I've decided that I need to implement an aggro system. The turn-based scheduler works by giving each unit in turn a chance to move, and the camera follows the active unit, zooming around the map. While other units are moving, the player is idle. This means that if the map is heavily populated with units, it can be a long time before the player gets to move again. Seriously. Consider that the pacing is currently set at 1/2 second (tweakable). Given 10 movement points per round, that means a unit will spend 5 seconds moving. Granted, spellcasts and other actions can consume more movement points, but the animation staging for a spellcast consumes 3 turns worth of time, so if a spellcast is <3 movement points cost, then you're actually spending more real time for a given movement point. Only for actions that take more than 3 movement points to perform do you start to win back real time. Since many spells are small scale and small cost, I estimate an average of, say, 7 seconds per unit. Multiply by 40 units (where I currently have my test spawn set at) and you're look at 280 seconds for all of those enemy units to finish. That's almost 5 minutes of waiting for a single 10-point combat round. Ugh.

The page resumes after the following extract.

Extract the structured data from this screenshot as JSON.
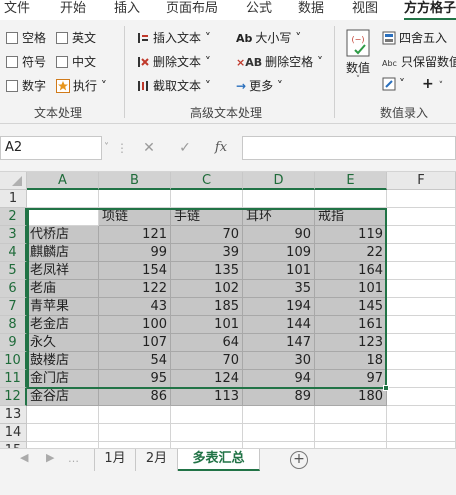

So my answer is an AggravationState component. Enemy units default to a sleep state, and sleeping units are not given a turn for the current round. When a round is staged, units are queried to see if they are willing and ready to act. For AI mobs, this query now involves asking the AggravationState component if anything has happened to make it want to act. Currently, this component does a radius sweep of the map to see if any enemy units are within sufficient proximity to trigger wakefulness. Additionally, as units move they broadcast an event on each hex they move, which all units listen for and which will trigger proximity wakefulness on any unit in range. (This second part is to account for movements that might bring the unit in range of an enemy for only a portion of the path; by rights, even that small amount of exposure should trigger proximity.) Currently, no line of sight is performed, although that is on my plate for this evening, time permitting. If a currently awake unit in an "awake" state (as opposed to "alert", "angry" or "enraged") finds nothing in its proximity sweep then it is safely put back to sleep. (Eventually, I'd like to provide an override for this, for units that shouldn't sleep.)
The aggro component is still in its infancy. It doesn't provide any LoS, no audio-based alarms, it currently doesn't implement damage tracking acts that might trigger an angry or enraged state, etc... and it's extremely easy to game, at least until I implement a proper turn initiative system for the units. But even still, it has greatly decreased the waiting time spent on heavily populated levels, and has brought back some of the intimate, tightly-connected feel that GC once had when it was still a single-pov action RPG.
Because screenshots are fun:
That is a first whack at an apprentice cauldron for brewing potions. Potions will mostly be used for stat boosts (permanent or temporary) although some crafting resources will come from a cauldron as well.
I'm in the process of sketching out a full, if small-scale, scenario as a true gameplay test. It should be fun.